Ha sido interesante observar las tribulaciones de algunos ideólogos y/o comentaristas ante el misterioso secuestro del Sr. Diego Fernández de Cevallos y, más específicamente, ante los comunicados –profusos, confusos y difusos– que, para que todo quedase claro, confundieron a todo mundo.
Sobre esa confusión no tardó en promulgarse una línea de interpretación que consistió, básicamente, en decretar que los secuestradores carecían de credenciales políticas y que el sesgo guerrillero que habían dado al plagio era una comedia inventada por “el poder”. De ahí a juzgar que no sólo los comunicados, sino el plagio mismo, habían sido una patraña para “posicionar” a la víctima como candidato a la presidencia por el maltrecho PAN, hubo ya un solo paso que muchos dieron con encantadora soltura. En México la verdad es un misterio envuelto en un enigma, claro, pero además está siempre atrás de una prueba de Rorscharch.
Aposentados en el centro de la intriga, las inumerables izquierdas oscilaron entre denunciar su carácter hechizo, urdido por “agentes provocadores al servicio del régimen”, y su naturaleza de documento sincero. Entre los primeros, en lo único que pareció suscitar acuerdo fue en su pequeñez diminutiva: “Es un documentito de izquierdismo light”, escribió el moderado José Blanco; es un “documentito”, sentenció el radical Carlos Fazio; se trata de un documento “calculadito, prolijito y medidito”, escribió el ultra Luis Javier Garrido. Obviamente, la presencia en los comunicados de figuras de expresión, terminología y retórica identificadas con los discursos de López Obrador o de un cantautor del siglo pasado, el Sr. Marcos, irritaron a los primeros. Remisos al verdadero discurso revolucionario, dijeron, los comunicados ignoran conceptos básicos como lucha de clases, explotación, proletariado, burguesía, etcétera. Un marxismo-leninismo de máquina expendedora en los corredores de las facultades.
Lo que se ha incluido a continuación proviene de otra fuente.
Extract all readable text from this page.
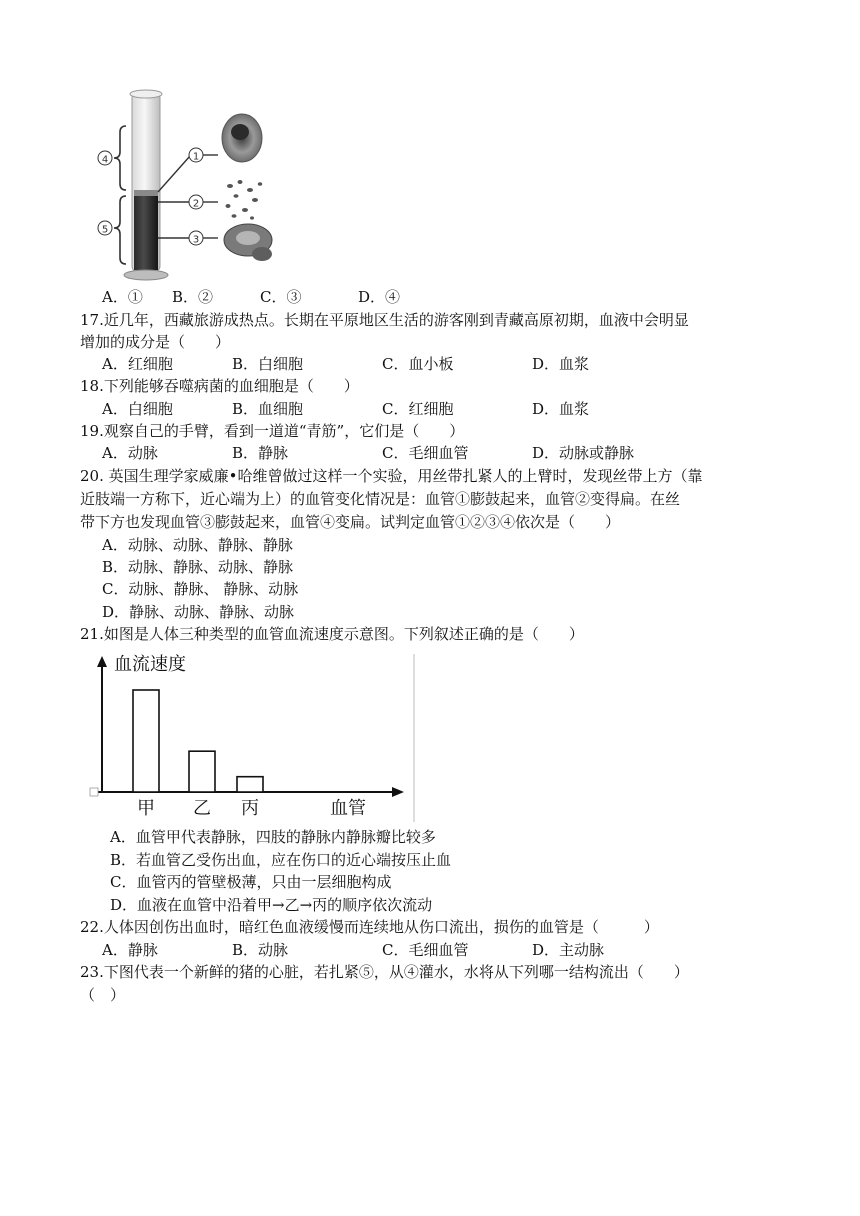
4
5
1
2
3
A．① B．②	C．③	D．④
17.近几年，西藏旅游成热点。长期在平原地区生活的游客刚到青藏高原初期，血液中会明显
增加的成分是（　　）
A．红细胞	B．白细胞	C．血小板	D．血浆
18.下列能够吞噬病菌的血细胞是（　　）
A．白细胞	B．血细胞	C．红细胞	D．血浆
19.观察自己的手臂，看到一道道“青筋”，它们是（　　）
A．动脉	B．静脉	C．毛细血管	D．动脉或静脉
20. 英国生理学家威廉•哈维曾做过这样一个实验，用丝带扎紧人的上臂时，发现丝带上方（靠
近肢端一方称下，近心端为上）的血管变化情况是：血管①膨鼓起来，血管②变得扁。在丝
带下方也发现血管③膨鼓起来，血管④变扁。试判定血管①②③④依次是（　　）
A．动脉、动脉、静脉、静脉
B．动脉、静脉、动脉、静脉
C．动脉、静脉、 静脉、动脉
D．静脉、动脉、静脉、动脉
21.如图是人体三种类型的血管血流速度示意图。下列叙述正确的是（　　）
血流速度
血管
甲 乙 丙
A．血管甲代表静脉，四肢的静脉内静脉瓣比较多
B．若血管乙受伤出血，应在伤口的近心端按压止血
C．血管丙的管壁极薄，只由一层细胞构成
D．血液在血管中沿着甲→乙→丙的顺序依次流动
22.人体因创伤出血时，暗红色血液缓慢而连续地从伤口流出，损伤的血管是（　　　）
A．静脉	B．动脉	C．毛细血管	D．主动脉
23.下图代表一个新鲜的猪的心脏，若扎紧⑤，从④灌水，水将从下列哪一结构流出（　　）
（　）
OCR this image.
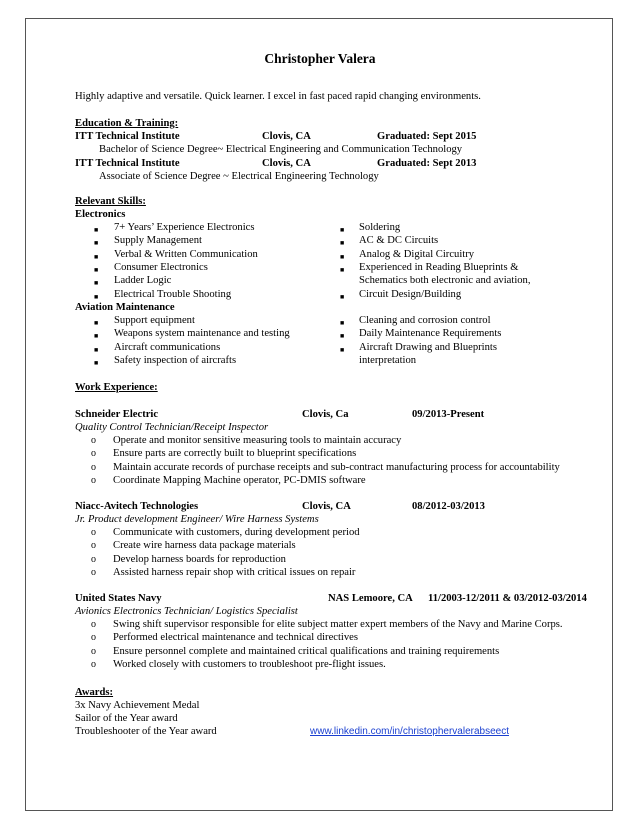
Christopher Valera
Highly adaptive and versatile. Quick learner. I excel in fast paced rapid changing environments.
Education & Training:
ITT Technical Institute	Clovis, CA	Graduated: Sept 2015
Bachelor of Science Degree~ Electrical Engineering and Communication Technology
ITT Technical Institute	Clovis, CA	Graduated: Sept 2013
Associate of Science Degree ~ Electrical Engineering Technology
Relevant Skills:
Electronics
■ 7+ Years’ Experience Electronics
■ Supply Management
■ Verbal & Written Communication
■ Consumer Electronics
■ Ladder Logic
■ Electrical Trouble Shooting
■ Soldering
■ AC & DC Circuits
■ Analog & Digital Circuitry
■ Experienced in Reading Blueprints &
Schematics both electronic and aviation,
■ Circuit Design/Building
Aviation Maintenance
■ Support equipment
■ Weapons system maintenance and testing
■ Aircraft communications
■ Safety inspection of aircrafts
■ Cleaning and corrosion control
■ Daily Maintenance Requirements
■ Aircraft Drawing and Blueprints
interpretation
Work Experience:
Schneider Electric	Clovis, Ca	09/2013-Present
Quality Control Technician/Receipt Inspector
o Operate and monitor sensitive measuring tools to maintain accuracy
o Ensure parts are correctly built to blueprint specifications
o Maintain accurate records of purchase receipts and sub-contract manufacturing process for accountability
o Coordinate Mapping Machine operator, PC-DMIS software
Niacc-Avitech Technologies	Clovis, CA	08/2012-03/2013
Jr. Product development Engineer/ Wire Harness Systems
o Communicate with customers, during development period
o Create wire harness data package materials
o Develop harness boards for reproduction
o Assisted harness repair shop with critical issues on repair
United States Navy	NAS Lemoore, CA 11/2003-12/2011 & 03/2012-03/2014
Avionics Electronics Technician/ Logistics Specialist
o Swing shift supervisor responsible for elite subject matter expert members of the Navy and Marine Corps.
o Performed electrical maintenance and technical directives
o Ensure personnel complete and maintained critical qualifications and training requirements
o Worked closely with customers to troubleshoot pre-flight issues.
Awards:
3x Navy Achievement Medal
Sailor of the Year award
Troubleshooter of the Year award	www.linkedin.com/in/christophervalerabseect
Y no deja de ser curioso, desde luego, que estos veredictos de insolvencia revolucionaria asestados con ira de sinodales impacientes a los secuestradores viniesen de algunos que, en cambio, le otorgan mención honorífica a los discursos franciscanistas-tolstoianistas de López Obrador.
Sergio Aguayo, que está entre quienes piensan que los secuestradores sí existen como grupo guerrillero con proyecto político, hizo observar en cambio que los comunicados están redactados por personas “con estudios universitarios y con conocimientos de clásicos del marxismo y la sociología (entre ellos Max Weber)”. Otros comentaristas olfatearon además a los predecibles Frantz Fanon y Ché Guevara, al hilito de Lenin, al cromado de Mao y, desde luego, a la profunda filosofía política de Robin Hood, un anarquista inglés del siglo XV afecto a las mallas verdes. Un pastel indigesto decorado con betún de Brecht y (¿por qué?) Bonifaz Nuño, y aun espolvoreado de enigmas oraculares (“violento no es solo lo que muestran los muertos, violento es también lo que ocultamos los vivos”).
Pero nadie ha mencionado, que yo sepa, al más obvio: Johan Galtung, el ideólogo noruego cuya teoría del “triángulo de la violencia” seduce por igual a pasantes de sociología, licenciados en teatro comprometido y sexualidad alternativa. Los “documentitos” no le deben poco, y no sólo por emplear su terminología (“la violencia visible-directa, la invisible-estructural (de la que parece no haber ningún responsable) y la cultural, son promovidas y sustentadas por los gobiernos”) sino por su idea de que la violencia social se equipara con la violencia del poder. Según Galtung hay “dos maneras de alcanzar la igualdad en un intercambio violento: cuando uno de los perpetradores sufre un trauma de la misma magnitud, y cuando la víctima experimenta una culpa de la misma magnitud.” La idea de que la culpa de quien lastima (el villano) es igual a la de quien lo lastima a él (el héroe), parece pesar sobre el carácter vindicativo del secuestro (“Cevallos tuvo que verse en el espejo de nuestra mirada”, etcétera).
Por cierto, no es ajeno Galtung a los universitarios mexicanos y a ciertos “colectivos”: la Universidad Autónoma de Puebla le otorgó, en 2005, un doctorado honoris causa por su “labor humanitaria”.